À la campagne vit un marchand au bord de la faillite avec ses quatre enfants : un fils, Ludovic (Michel Auclair), et trois filles, Félicie (Mila Parély), Adélaïde (Nane Germon) et Belle (Josette Day), cette dernière étant courtisée par Avenant, un ami de son frère. Deux de ces filles sont ignobles, égoïstes et ont un mauvais caractère ; elles traitent leur sœur, Belle, comme une domestique. Cocteau tire parfois le récit vers la farce, par exemple lorsque les canards caquetants adressent un commentaire destiné aux sœurs de Belle. À ce moment-là le conte de fées évoque Cendrillon.

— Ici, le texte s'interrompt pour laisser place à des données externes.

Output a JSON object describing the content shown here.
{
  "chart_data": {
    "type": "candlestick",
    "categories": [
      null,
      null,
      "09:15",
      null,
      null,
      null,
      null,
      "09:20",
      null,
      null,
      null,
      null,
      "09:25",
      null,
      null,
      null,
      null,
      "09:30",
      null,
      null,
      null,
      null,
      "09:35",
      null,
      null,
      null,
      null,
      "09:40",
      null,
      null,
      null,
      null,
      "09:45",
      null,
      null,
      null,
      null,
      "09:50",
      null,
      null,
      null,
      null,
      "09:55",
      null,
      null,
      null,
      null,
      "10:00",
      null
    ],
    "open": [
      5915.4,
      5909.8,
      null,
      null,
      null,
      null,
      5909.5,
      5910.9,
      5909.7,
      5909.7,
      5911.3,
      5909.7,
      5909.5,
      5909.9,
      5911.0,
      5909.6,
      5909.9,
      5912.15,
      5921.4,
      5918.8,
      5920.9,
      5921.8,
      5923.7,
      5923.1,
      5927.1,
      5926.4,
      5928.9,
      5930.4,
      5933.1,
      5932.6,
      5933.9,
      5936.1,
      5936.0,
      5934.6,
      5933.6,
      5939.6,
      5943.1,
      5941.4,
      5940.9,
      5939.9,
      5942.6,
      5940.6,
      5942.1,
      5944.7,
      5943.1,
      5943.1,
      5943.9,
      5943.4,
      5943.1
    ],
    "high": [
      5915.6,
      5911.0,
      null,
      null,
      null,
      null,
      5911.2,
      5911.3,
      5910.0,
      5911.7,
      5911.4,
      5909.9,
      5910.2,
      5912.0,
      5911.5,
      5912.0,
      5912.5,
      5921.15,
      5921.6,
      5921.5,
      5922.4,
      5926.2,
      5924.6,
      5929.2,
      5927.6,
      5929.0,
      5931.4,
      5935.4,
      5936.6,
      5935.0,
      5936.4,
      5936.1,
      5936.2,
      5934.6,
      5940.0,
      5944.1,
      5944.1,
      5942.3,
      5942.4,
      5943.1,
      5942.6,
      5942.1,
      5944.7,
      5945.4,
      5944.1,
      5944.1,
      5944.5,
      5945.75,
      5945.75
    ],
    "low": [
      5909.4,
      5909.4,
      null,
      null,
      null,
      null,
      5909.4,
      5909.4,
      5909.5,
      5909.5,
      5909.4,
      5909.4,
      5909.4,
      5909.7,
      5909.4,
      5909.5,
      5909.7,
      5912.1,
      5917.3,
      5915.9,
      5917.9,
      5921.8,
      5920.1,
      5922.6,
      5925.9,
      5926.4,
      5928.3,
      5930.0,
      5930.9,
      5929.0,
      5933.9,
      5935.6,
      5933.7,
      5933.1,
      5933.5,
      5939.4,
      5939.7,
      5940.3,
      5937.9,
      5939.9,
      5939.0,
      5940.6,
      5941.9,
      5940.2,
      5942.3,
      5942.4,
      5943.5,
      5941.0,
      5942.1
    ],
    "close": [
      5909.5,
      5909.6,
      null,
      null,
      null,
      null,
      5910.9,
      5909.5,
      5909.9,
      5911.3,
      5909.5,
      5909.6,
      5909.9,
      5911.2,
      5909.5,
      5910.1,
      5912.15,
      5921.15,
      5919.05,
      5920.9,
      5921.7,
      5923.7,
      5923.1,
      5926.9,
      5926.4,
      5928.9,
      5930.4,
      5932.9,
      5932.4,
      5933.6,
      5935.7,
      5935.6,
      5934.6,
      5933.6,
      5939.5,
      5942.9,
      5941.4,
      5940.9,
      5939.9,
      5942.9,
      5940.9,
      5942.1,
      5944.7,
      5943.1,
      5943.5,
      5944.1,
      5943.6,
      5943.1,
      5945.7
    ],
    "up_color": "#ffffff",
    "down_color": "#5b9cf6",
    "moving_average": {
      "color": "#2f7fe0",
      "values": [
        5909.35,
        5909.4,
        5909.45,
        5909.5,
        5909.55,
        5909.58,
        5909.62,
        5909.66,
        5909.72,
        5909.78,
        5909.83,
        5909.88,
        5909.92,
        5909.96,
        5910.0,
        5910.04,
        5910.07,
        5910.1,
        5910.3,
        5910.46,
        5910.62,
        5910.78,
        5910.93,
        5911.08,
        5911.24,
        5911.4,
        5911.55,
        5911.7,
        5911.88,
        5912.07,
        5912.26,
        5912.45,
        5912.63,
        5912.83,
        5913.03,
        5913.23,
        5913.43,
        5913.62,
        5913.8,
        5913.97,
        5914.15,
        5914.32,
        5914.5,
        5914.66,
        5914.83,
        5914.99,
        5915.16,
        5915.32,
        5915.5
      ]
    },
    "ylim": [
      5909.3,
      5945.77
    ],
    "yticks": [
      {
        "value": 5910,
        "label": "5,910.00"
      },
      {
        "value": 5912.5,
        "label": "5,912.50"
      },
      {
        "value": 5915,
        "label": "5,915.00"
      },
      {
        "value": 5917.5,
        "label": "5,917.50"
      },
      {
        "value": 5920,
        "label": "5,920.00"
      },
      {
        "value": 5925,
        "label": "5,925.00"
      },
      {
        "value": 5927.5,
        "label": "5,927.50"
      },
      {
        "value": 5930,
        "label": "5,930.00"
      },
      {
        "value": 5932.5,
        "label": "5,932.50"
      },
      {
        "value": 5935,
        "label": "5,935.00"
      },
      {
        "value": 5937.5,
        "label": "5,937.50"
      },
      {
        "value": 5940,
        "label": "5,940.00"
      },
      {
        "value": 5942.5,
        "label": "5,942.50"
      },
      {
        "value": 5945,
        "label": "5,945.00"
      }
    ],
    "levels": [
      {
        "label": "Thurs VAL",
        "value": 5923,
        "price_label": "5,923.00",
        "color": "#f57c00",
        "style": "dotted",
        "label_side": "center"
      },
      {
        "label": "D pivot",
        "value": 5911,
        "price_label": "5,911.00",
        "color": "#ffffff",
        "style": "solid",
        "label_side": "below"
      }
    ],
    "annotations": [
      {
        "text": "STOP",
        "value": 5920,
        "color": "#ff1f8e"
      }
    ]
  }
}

Un jour, le père part en voyage d’affaires ; avant de s’en aller, il promet à ses filles de leur rapporter des cadeaux. Pour Félicie et Adélaïde un perroquet, un singe, ainsi qu’une tonne d’artifices et de bijoux, et pour Belle une jolie rose. En route, il s’égare dans une forêt où il trouve un château étrange et majestueux ; après y avoir passé la nuit et y avoir soupé, il remarque une rose qu’il décide de prendre pour Belle. C’est au moment où il la cueille qu’apparaît le propriétaire du château (Jean Marais), un monstre doté de pouvoirs magiques, à l’aspect mi-humain mi-animal. Le châtelain condamne le marchand à mort, à moins que ce dernier ne lui donne une de ses filles. Belle accepte de se sacrifier et s’en va vers le château. Son voyage est filmé dans un mouvement lent qui lui donne un caractère onirique. Quand elle voit la Bête, elle commence par s’évanouir, mais au fil du temps passé avec lui, elle en vient à l’aimer. Elle passe outre les apparences et découvre l’homme derrière la Bête. Elle devine l’âme pure qui se cache derrière sa laideur et la sincérité de son amour permet de rendre à la Bête, son apparence humaine : un beau prince qui veut l’épouser. Ce dernier possède étrangement les traits d’Avenant tandis que celui-ci, tué à cause de sa cupidité, a pris ceux de la Bête.

Dans ce film, il y a deux mondes différents : d’une part la maison bourgeoise et ordinaire du marchand, et d’autre part le château enchanté de la Bête où tout est possible. C’est la forêt mystérieuse qui relie ces deux mondes. À l’intérieur du château et autour de lui, les chandeliers, les jardins et les cariatides sont vivants. Pendant le film, la bête dévoile cinq fils conducteurs qui sont des objets magiques dont certains ont été empruntés au conte de fées de Madame Leprince de Beaumont : la rose, une clé en or, un gant, le miroir et vient enfin le cheval blanc, « le Magnifique ». À la fin, ces deux mondes finissent par se réunir. La chambre de Belle se trouve dans la chambre de son père – mais aussi dans sa chambre au château. La belle est sauvée lorsque Avenant meurt sous la forme de la bête, et que les deux personnages se fondent en un seul.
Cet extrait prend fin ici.